Cloisonnées dans ce cadre rigide et émanant d’une évidente volonté de démiurge, les scènes se déploient l’une après l’autre tels des fragments d’un petit théâtre de l’absurdité existentielle. Dans Un pigeon…, les personnages portant le poids de leur condition humaine (tous arborant un maquillage blafard) vont, viennent, conversent et même meurent à pas lents, peinent à communiquer (d’où le running gag de la répétition du « je suis content de savoir que vous allez bien !», formule de pure politesse), se perdent en mesquineries, tout en étant régulièrement par le même thème musical narquois. De temps en temps, la grande histoire fait irruption sur le mode du rêve éveillé : on voit même débouler le roi Charles XII de Suède et une vision pour le moins choquante du colonialisme. Sur ces entrefaites, deux représentants en farces et attrapes, dépressifs et peu efficaces, entre lesquels la relation professionnelle et personnelle est compliquée, font des apparitions récurrentes qui contribuent surtout à appuyer le propos général. Il y a à l’œuvre un humour burlesque (et noir) que le cinéphile serait bien tenté de rapprocher de grands noms de la catégorie (Buñuel, les Monty Python), si seulement cet humour ne s’ingéniait, à l’image de ce qui est circonscrit au cadre, à tourner en circuit fermé. On sent en permanence que si les personnages sont à ce point jouets de l’absurde, ce n’est pas sous l’effet d’une logique propre à sidérer la compréhension, mais de la capacité du réalisateur-démiurge à les maintenir dans une attitude et un cadre prédéterminés pour jouer avec eux — et se jouer d’eux.
Satires en longueur
De ce surplomb qu’il s’est aménagé, Andersson joue sur du velours — avec une trop grande facilité pour que le discours qu’il exprime convainque vraiment de sa sincérité. Sa façon de brocarder la société suédoise, sa vieille mentalité, les fantômes de son histoire, etc. s’apparente à une série de vignettes chargées de sens, où chaque visage couleur de cendre, chaque incident subi, chaque anachronisme est censé porter une idée limpide. En somme, ces vignettes fonctionnent comme des réclames pour le discours du cinéaste. Problème : le discours, dont on a vite mesuré la portée, peine à justifier les moyens, le forçage des traits de la réclame, l’omniprésente grisaille qui, moins qu’elle exprime un état du monde, prépare le terrain à la satire, voire la grossièreté embarrassante de certaines trouvailles (spoiler ici). Cela reste de la misanthropie en boîte, toute faite, trop commode pour dissimuler qu’elle n’anime pas les trouvailles vachardes du metteur en scène mais leur sert de prétexte. Et voir celui-ci faire mine, de l’autre main, de condescendre à laisser un peu d’espoir au genre humain en jetant çà et là des vignettes à l’effet publicitaire inverse (jeunesse sans maquillage dans des activités d’une simplicité confondante : enfants qui jouent, jeunes gens qui s’enlacent) accrédite le sentiment qu’on est face à de la pure posture en guise de vision de monde, roublarde, autosatisfaite et, pour tout dire, antipathique.

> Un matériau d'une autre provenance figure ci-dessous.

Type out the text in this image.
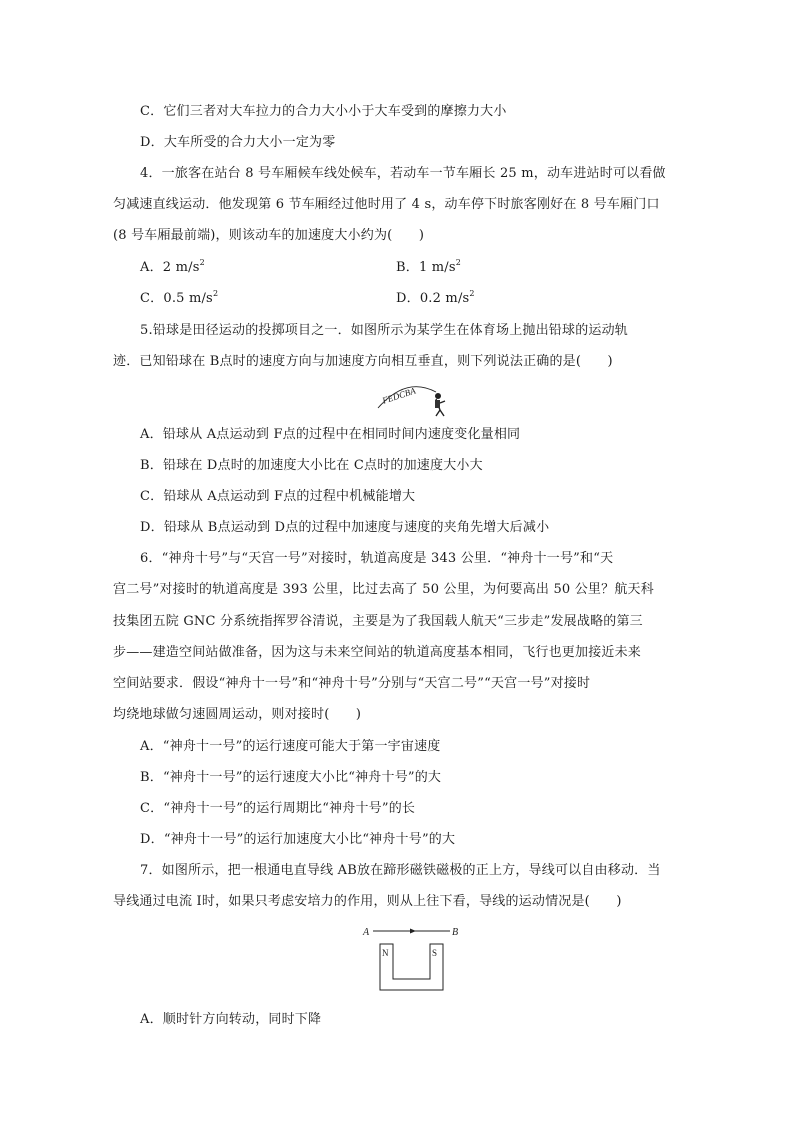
C．它们三者对大车拉力的合力大小小于大车受到的摩擦力大小
D．大车所受的合力大小一定为零
4．一旅客在站台 8 号车厢候车线处候车，若动车一节车厢长 25 m，动车进站时可以看做
匀减速直线运动．他发现第 6 节车厢经过他时用了 4 s，动车停下时旅客刚好在 8 号车厢门口
(8 号车厢最前端)，则该动车的加速度大小约为(　　)
A．2 $m/s^2$	B．1 $m/s^2$
C．0.5 $m/s^2$	D．0.2 $m/s^2$
5.铅球是田径运动的投掷项目之一．如图所示为某学生在体育场上抛出铅球的运动轨
迹．已知铅球在 B点时的速度方向与加速度方向相互垂直，则下列说法正确的是(　　)
FEDCBA
A．铅球从 A点运动到 F点的过程中在相同时间内速度变化量相同
B．铅球在 D点时的加速度大小比在 C点时的加速度大小大
C．铅球从 A点运动到 F点的过程中机械能增大
D．铅球从 B点运动到 D点的过程中加速度与速度的夹角先增大后减小
6．“神舟十号”与“天宫一号”对接时，轨道高度是 343 公里．“神舟十一号”和“天
宫二号”对接时的轨道高度是 393 公里，比过去高了 50 公里，为何要高出 50 公里？航天科
技集团五院 GNC 分系统指挥罗谷清说，主要是为了我国载人航天“三步走”发展战略的第三
步——建造空间站做准备，因为这与未来空间站的轨道高度基本相同，飞行也更加接近未来
空间站要求．假设“神舟十一号”和“神舟十号”分别与“天宫二号”“天宫一号”对接时
均绕地球做匀速圆周运动，则对接时(　　)
A．“神舟十一号”的运行速度可能大于第一宇宙速度
B．“神舟十一号”的运行速度大小比“神舟十号”的大
C．“神舟十一号”的运行周期比“神舟十号”的长
D．“神舟十一号”的运行加速度大小比“神舟十号”的大
7．如图所示，把一根通电直导线 AB放在蹄形磁铁磁极的正上方，导线可以自由移动．当
导线通过电流 I时，如果只考虑安培力的作用，则从上往下看，导线的运动情况是(　　)
A	B
N	S
A．顺时针方向转动，同时下降
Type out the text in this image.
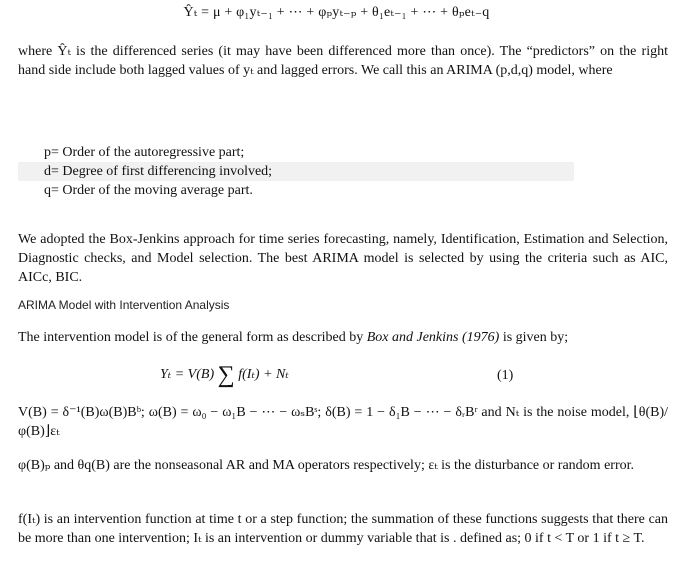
Ŷₜ = μ + φ₁yₜ₋₁ + ⋯ + φₚyₜ₋ₚ + θ₁eₜ₋₁ + ⋯ + θₚeₜ₋q
where Ŷₜ is the differenced series (it may have been differenced more than once). The “predictors” on the right hand side include both lagged values of yₜ and lagged errors. We call this an ARIMA (p,d,q) model, where
p= Order of the autoregressive part;
d= Degree of first differencing involved;
q= Order of the moving average part.
We adopted the Box-Jenkins approach for time series forecasting, namely, Identification, Estimation and Selection, Diagnostic checks, and Model selection. The best ARIMA model is selected by using the criteria such as AIC, AICc, BIC.
ARIMA Model with Intervention Analysis
The intervention model is of the general form as described by Box and Jenkins (1976) is given by;
Yₜ = V(B) ∑ f(Iₜ) + Nₜ	(1)
V(B) = δ⁻¹(B)ω(B)Bᵇ; ω(B) = ω₀ − ω₁B − ⋯ − ωₛBˢ; δ(B) = 1 − δ₁B − ⋯ − δᵣBʳ and Nₜ is the noise model, ⌊θ(B)/φ(B)⌋εₜ
φ(B)ₚ and θq(B) are the nonseasonal AR and MA operators respectively; εₜ is the disturbance or random error.
f(Iₜ) is an intervention function at time t or a step function; the summation of these functions suggests that there can be more than one intervention; Iₜ is an intervention or dummy variable that is . defined as; 0 if t < T or 1 if t ≥ T.
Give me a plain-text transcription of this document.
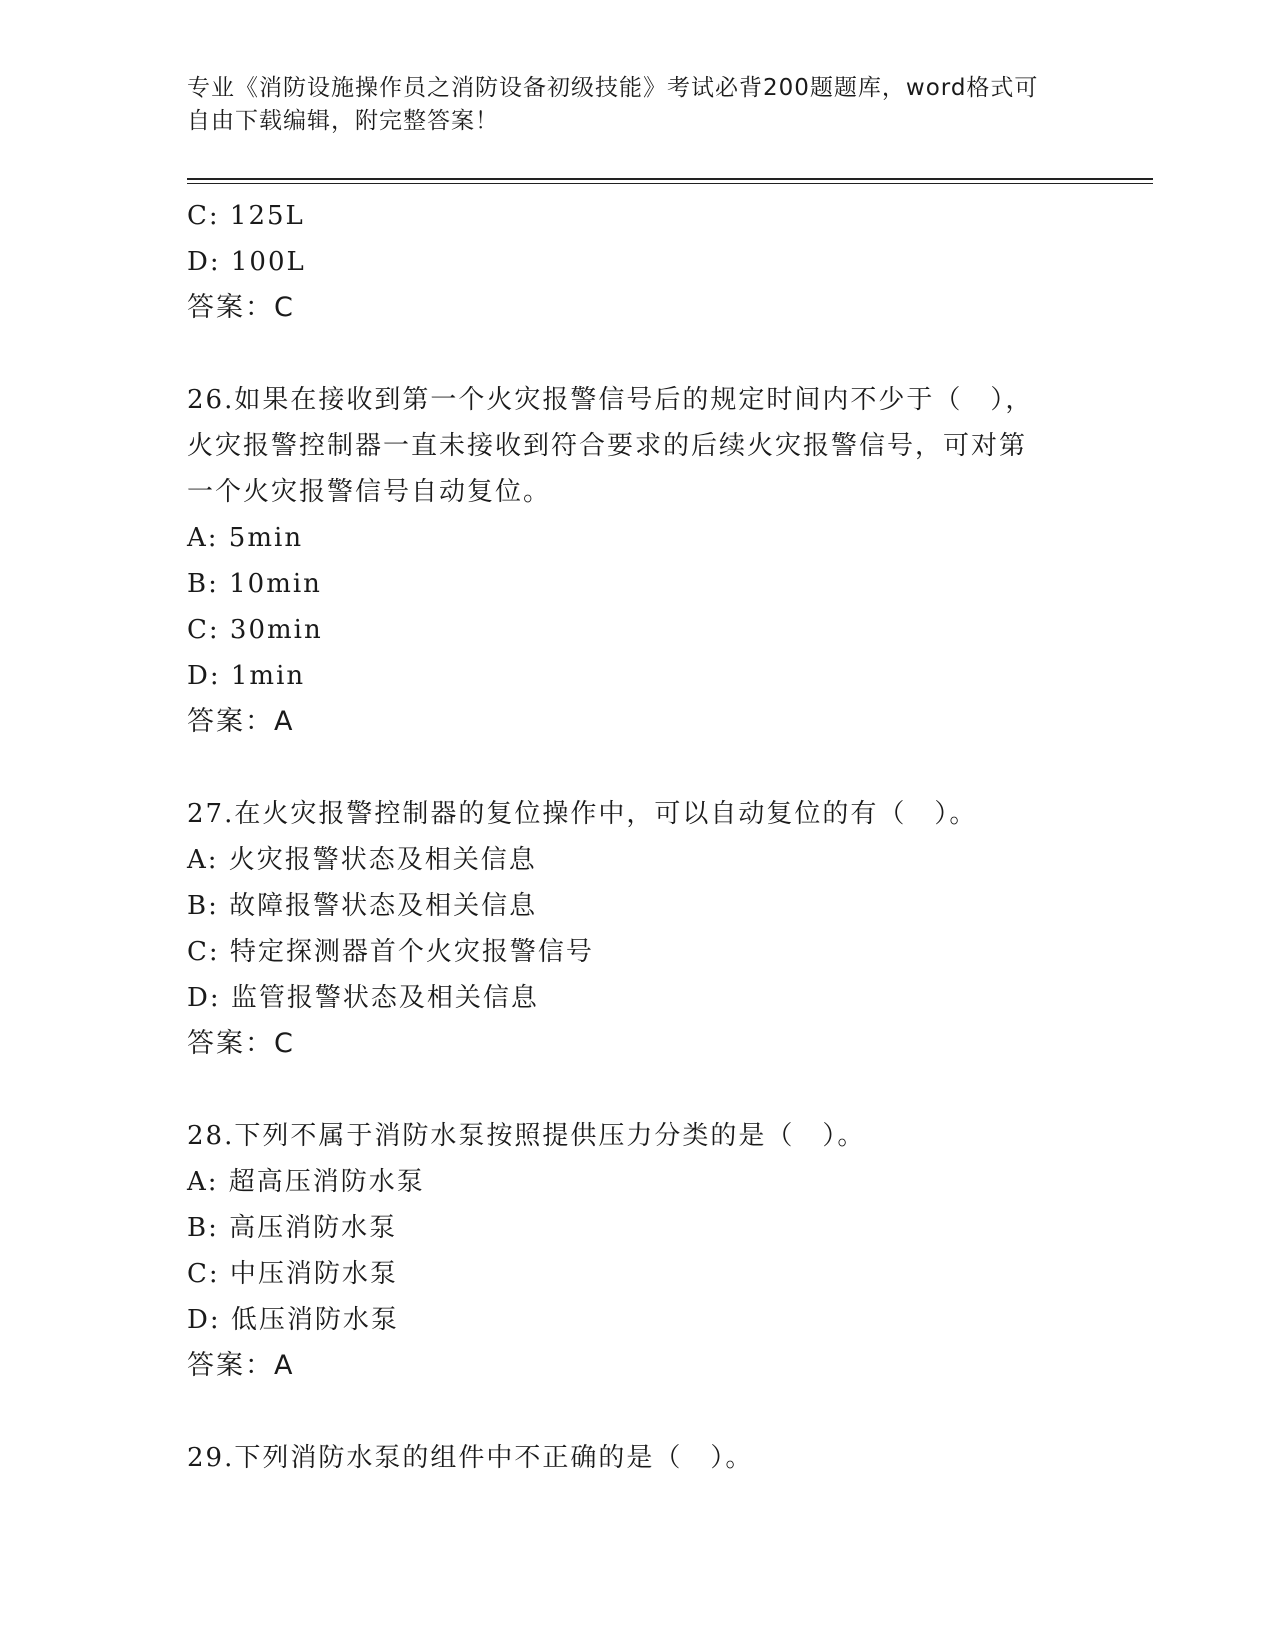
专业《消防设施操作员之消防设备初级技能》考试必背200题题库，word格式可
自由下载编辑，附完整答案！
C: 125L
D: 100L
答案：C
26.如果在接收到第一个火灾报警信号后的规定时间内不少于（　），
火灾报警控制器一直未接收到符合要求的后续火灾报警信号，可对第
一个火灾报警信号自动复位。
A: 5min
B: 10min
C: 30min
D: 1min
答案：A
27.在火灾报警控制器的复位操作中，可以自动复位的有（　）。
A: 火灾报警状态及相关信息
B: 故障报警状态及相关信息
C: 特定探测器首个火灾报警信号
D: 监管报警状态及相关信息
答案：C
28.下列不属于消防水泵按照提供压力分类的是（　）。
A: 超高压消防水泵
B: 高压消防水泵
C: 中压消防水泵
D: 低压消防水泵
答案：A
29.下列消防水泵的组件中不正确的是（　）。
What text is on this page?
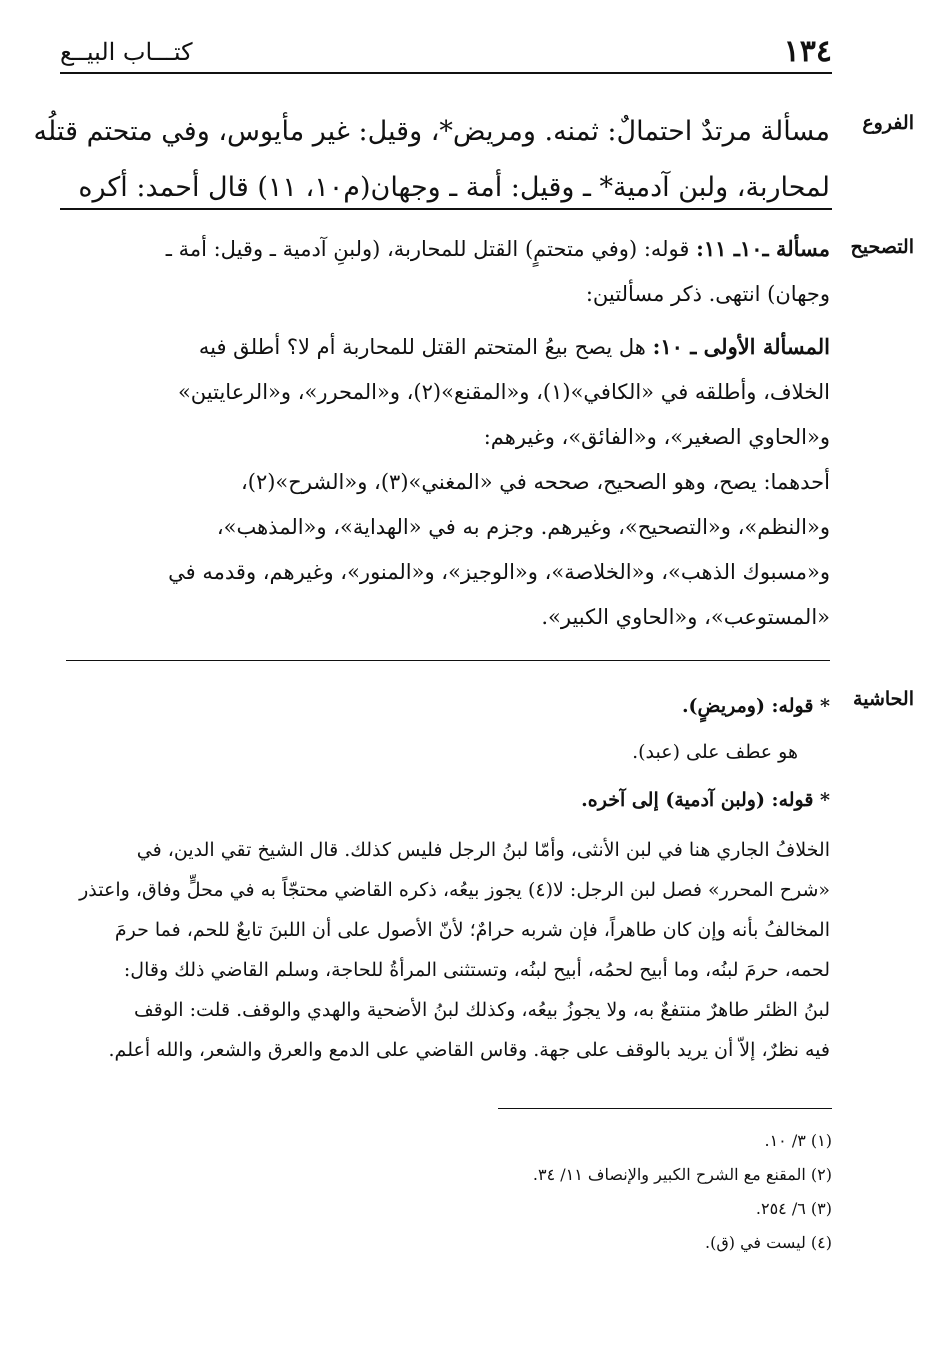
١٣٤
كتـــاب البيــع
الفروع
مسألة مرتدٌ احتمالٌ: ثمنه. ومريض*، وقيل: غير مأيوس، وفي متحتم قتلُه
لمحاربة، ولبن آدمية* ـ وقيل: أمة ـ وجهان(م١٠، ١١) قال أحمد: أكره
التصحيح
مسألة ـ١٠ـ ١١: قوله: (وفي متحتمٍ) القتل للمحاربة، (ولبنِ آدمية ـ وقيل: أمة ـ
وجهان) انتهى. ذكر مسألتين:
المسألة الأولى ـ ١٠: هل يصح بيعُ المتحتم القتل للمحاربة أم لا؟ أطلق فيه
الخلاف، وأطلقه في «الكافي»(١)، و«المقنع»(٢)، و«المحرر»، و«الرعايتين»
و«الحاوي الصغير»، و«الفائق»، وغيرهم:
أحدهما: يصح، وهو الصحيح، صححه في «المغني»(٣)، و«الشرح»(٢)،
و«النظم»، و«التصحيح»، وغيرهم. وجزم به في «الهداية»، و«المذهب»،
و«مسبوك الذهب»، و«الخلاصة»، و«الوجيز»، و«المنور»، وغيرهم، وقدمه في
«المستوعب»، و«الحاوي الكبير».
الحاشية
* قوله: (ومريضٍ).
هو عطف على (عبد).
* قوله: (ولبن آدمية) إلى آخره.
الخلافُ الجاري هنا في لبن الأنثى، وأمّا لبنُ الرجل فليس كذلك. قال الشيخ تقي الدين، في
«شرح المحرر» فصل لبن الرجل: لا(٤) يجوز بيعُه، ذكره القاضي محتجّاً به في محلٍّ وفاق، واعتذر
المخالفُ بأنه وإن كان طاهراً، فإن شربه حرامٌ؛ لأنّ الأصول على أن اللبنَ تابعٌ للحم، فما حرمَ
لحمه، حرمَ لبنُه، وما أبيح لحمُه، أبيح لبنُه، وتستثنى المرأةُ للحاجة، وسلم القاضي ذلك وقال:
لبنُ الظئر طاهرٌ منتفعٌ به، ولا يجوزُ بيعُه، وكذلك لبنُ الأضحية والهدي والوقف. قلت: الوقف
فيه نظرٌ، إلاّ أن يريد بالوقف على جهة. وقاس القاضي على الدمع والعرق والشعر، والله أعلم.
(١) ٣/ ١٠.
(٢) المقنع مع الشرح الكبير والإنصاف ١١/ ٣٤.
(٣) ٦/ ٢٥٤.
(٤) ليست في (ق).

Sans doute le fond de ce qui gêne dans le système Andersson réside-t-il dans son utilisation des moyens du cinéma pour démontrer sa supériorité d’artiste par de telles vignettes. Car on ne peut pas nier que son humour opère au moins partiellement, non dans la durée mais à des moments plus saisissants que d’autres, notamment dans son aspect pictural. Ce qui laisse penser que le talent de caricaturiste du réalisateur eût trouvé une fonction au moins aussi efficace et appropriée en mode instantané, sur des pages de bande dessinée ou de presse. Or en choisissant de faire de ses idées des récits portés par le temps, Andersson ne fait que rallonger des plaisanteries qui eussent mérité d’être courtes, laisser son propos draguer plus d’importance qu’il n’en a réellement, et transformer sa démarche en prétention peu défendable — et la reconnaissance festivalière et cinéphile que celle-ci attire malgré tout n’arrange rien.